10.Le Comité des droits de l’homme, agissant en vertu du paragraphe 4 de l’article 5 du Protocole facultatif se rapportant au Pacte, considère que l’État partie a violé les droits garantis à l’auteur par l’article 21 du Pacte.

11.Conformément au paragraphe 3 a) de l’article 2 du Pacte, l’État partie est tenu d’assurer à l’auteur un recours utile, sous la forme du remboursement des frais de justice encourus par l’auteur, ainsi que d’une indemnisation adéquate. L’État partie est en outre tenu de veiller à ce que des violations analogues ne se reproduisent pas à l’avenir. À ce sujet, le Comité note une nouvelle fois que l’État partie devrait réviser sa législation, en particulier la loi du 30 décembre 1997 sur les manifestations de masse appliquée dans le cas d’espèce, afin que le droit consacré par l’article 21 du Pacte puisse être pleinement exercé dans l’État partie.
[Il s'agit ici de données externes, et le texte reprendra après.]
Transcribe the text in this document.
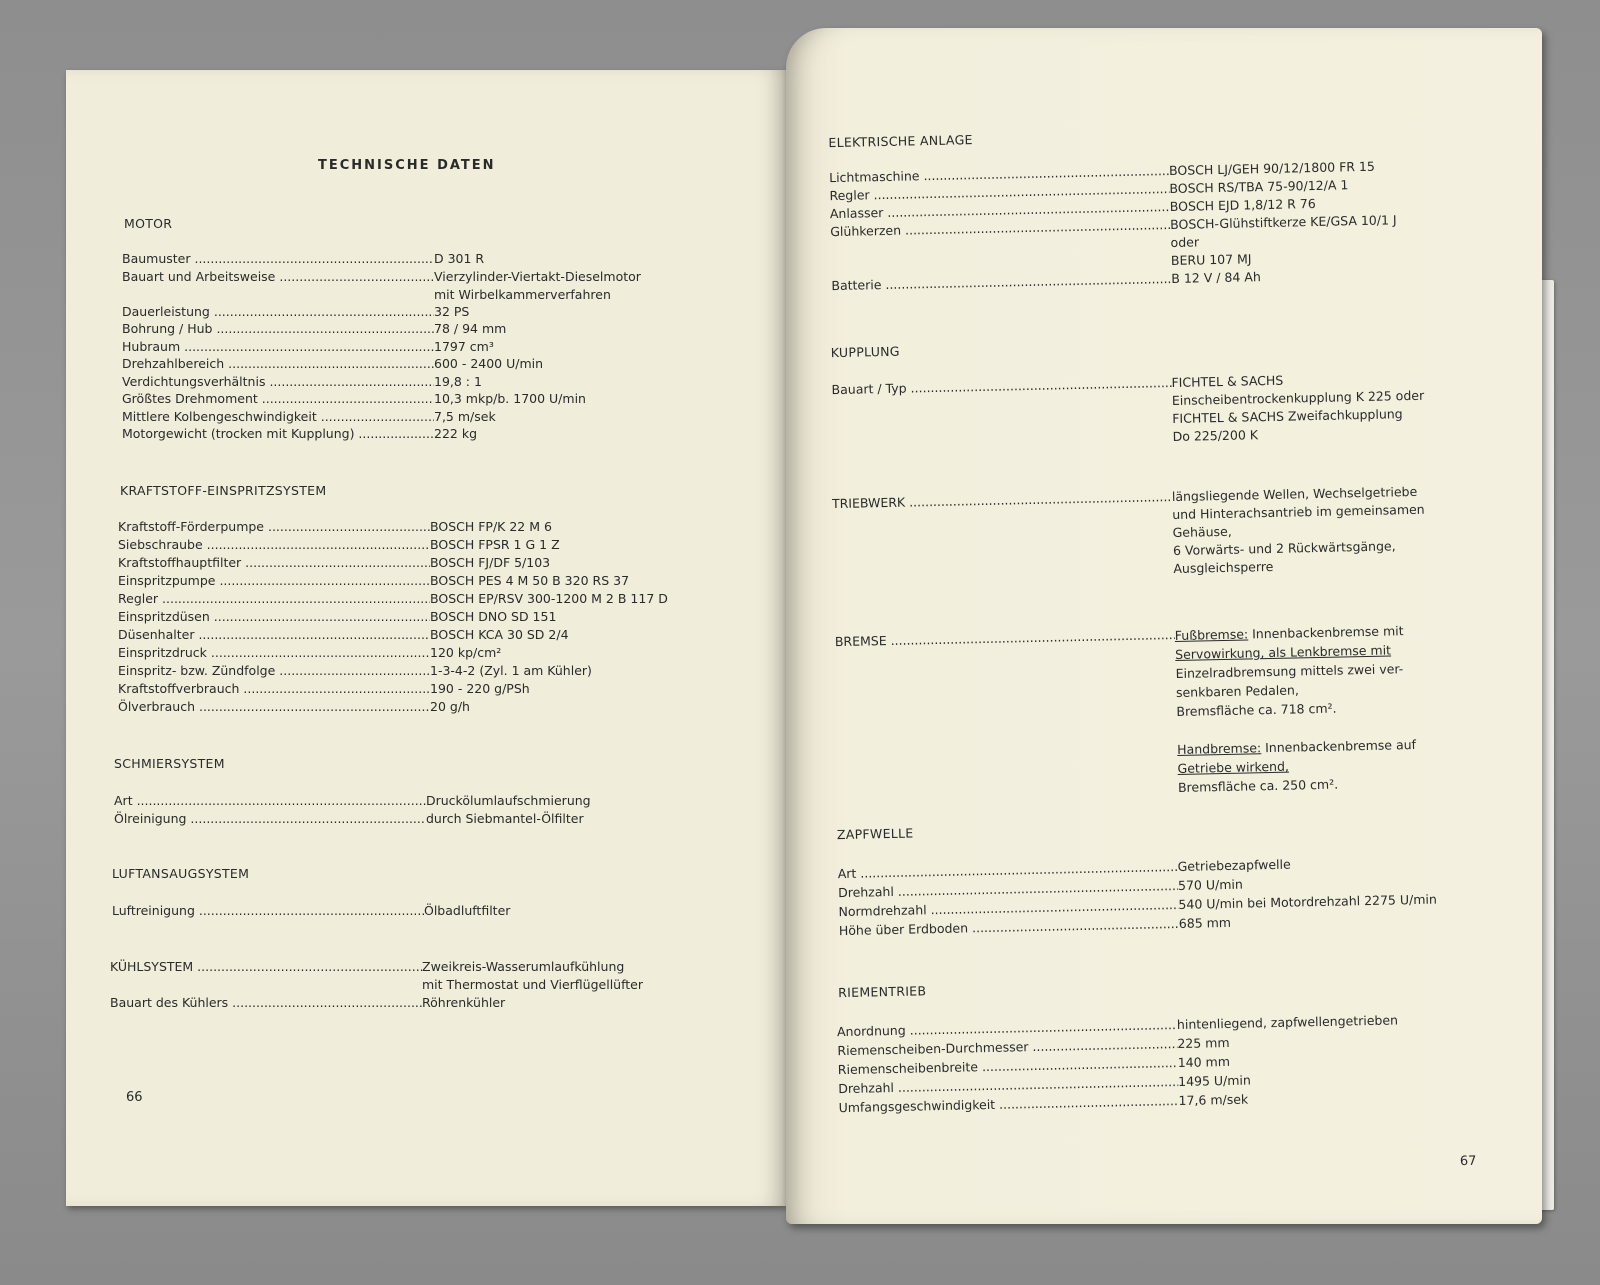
TECHNISCHE DATEN
66
MOTOR
Baumuster .....	D 301 R
Bauart und Arbeitsweise .....	Vierzylinder-Viertakt-Dieselmotor
mit Wirbelkammerverfahren
Dauerleistung .....	32 PS
Bohrung / Hub .....	78 / 94 mm
Hubraum .....	1797 cm³
Drehzahlbereich .....	600 - 2400 U/min
Verdichtungsverhältnis .....	19,8 : 1
Größtes Drehmoment .....	10,3 mkp/b. 1700 U/min
Mittlere Kolbengeschwindigkeit .....	7,5 m/sek
Motorgewicht (trocken mit Kupplung) .....	222 kg
KRAFTSTOFF-EINSPRITZSYSTEM
Kraftstoff-Förderpumpe .....	BOSCH FP/K 22 M 6
Siebschraube .....	BOSCH FPSR 1 G 1 Z
Kraftstoffhauptfilter .....	BOSCH FJ/DF 5/103
Einspritzpumpe .....	BOSCH PES 4 M 50 B 320 RS 37
Regler .....	BOSCH EP/RSV 300-1200 M 2 B 117 D
Einspritzdüsen .....	BOSCH DNO SD 151
Düsenhalter .....	BOSCH KCA 30 SD 2/4
Einspritzdruck .....	120 kp/cm²
Einspritz- bzw. Zündfolge .....	1-3-4-2 (Zyl. 1 am Kühler)
Kraftstoffverbrauch .....	190 - 220 g/PSh
Ölverbrauch .....	20 g/h
SCHMIERSYSTEM
Art .....	Druckölumlaufschmierung
Ölreinigung .....	durch Siebmantel-Ölfilter
LUFTANSAUGSYSTEM
Luftreinigung .....	Ölbadluftfilter
KÜHLSYSTEM .....	Zweikreis-Wasserumlaufkühlung
mit Thermostat und Vierflügellüfter
Bauart des Kühlers .....	Röhrenkühler
67
ELEKTRISCHE ANLAGE
Lichtmaschine .....	BOSCH LJ/GEH 90/12/1800 FR 15
Regler .....	BOSCH RS/TBA 75-90/12/A 1
Anlasser .....	BOSCH EJD 1,8/12 R 76
Glühkerzen .....	BOSCH-Glühstiftkerze KE/GSA 10/1 J
oder
BERU 107 MJ
Batterie .....	B 12 V / 84 Ah
KUPPLUNG
Bauart / Typ .....	FICHTEL & SACHS
Einscheibentrockenkupplung K 225 oder
FICHTEL & SACHS Zweifachkupplung
Do 225/200 K
TRIEBWERK .....	längsliegende Wellen, Wechselgetriebe
und Hinterachsantrieb im gemeinsamen
Gehäuse,
6 Vorwärts- und 2 Rückwärtsgänge,
Ausgleichsperre
BREMSE .....	Fußbremse: Innenbackenbremse mit
Servowirkung, als Lenkbremse mit
Einzelradbremsung mittels zwei ver-
senkbaren Pedalen,
Bremsfläche ca. 718 cm².
Handbremse: Innenbackenbremse auf
Getriebe wirkend,
Bremsfläche ca. 250 cm².
ZAPFWELLE
Art .....	Getriebezapfwelle
Drehzahl .....	570 U/min
Normdrehzahl .....	540 U/min bei Motordrehzahl 2275 U/min
Höhe über Erdboden .....	685 mm
RIEMENTRIEB
Anordnung .....	hintenliegend, zapfwellengetrieben
Riemenscheiben-Durchmesser .....	225 mm
Riemenscheibenbreite .....	140 mm
Drehzahl .....	1495 U/min
Umfangsgeschwindigkeit .....	17,6 m/sek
12.Étant donné qu’en adhérant au Protocole facultatif l’État partie a reconnu que le Comité avait compétence pour déterminer s’il y avait eu ou non violation du Pacte et que, conformément à l’article 2 du Pacte, il s’est engagé à garantir à tous les individus se trouvant sur son territoire et relevant de sa juridiction les droits reconnus dans le Pacte et à assurer un recours utile et exécutoire lorsqu’une violation a été établie, le Comité souhaite recevoir de l’État partie, dans un délai de cent quatre-vingts jours, des renseignements sur les mesures prises pour donner effet à ses constatations. L’État partie est invité en outre à rendre publiques les présentes constatations et à les faire diffuser largement dans le pays en biélorusse et en russe.

[Adopté en anglais (version originale), en espagnol et en français. Paraîtra ultérieurement en arabe, en chinois et en russe dans le rapport annuel du Comité à l’Assemblée générale.]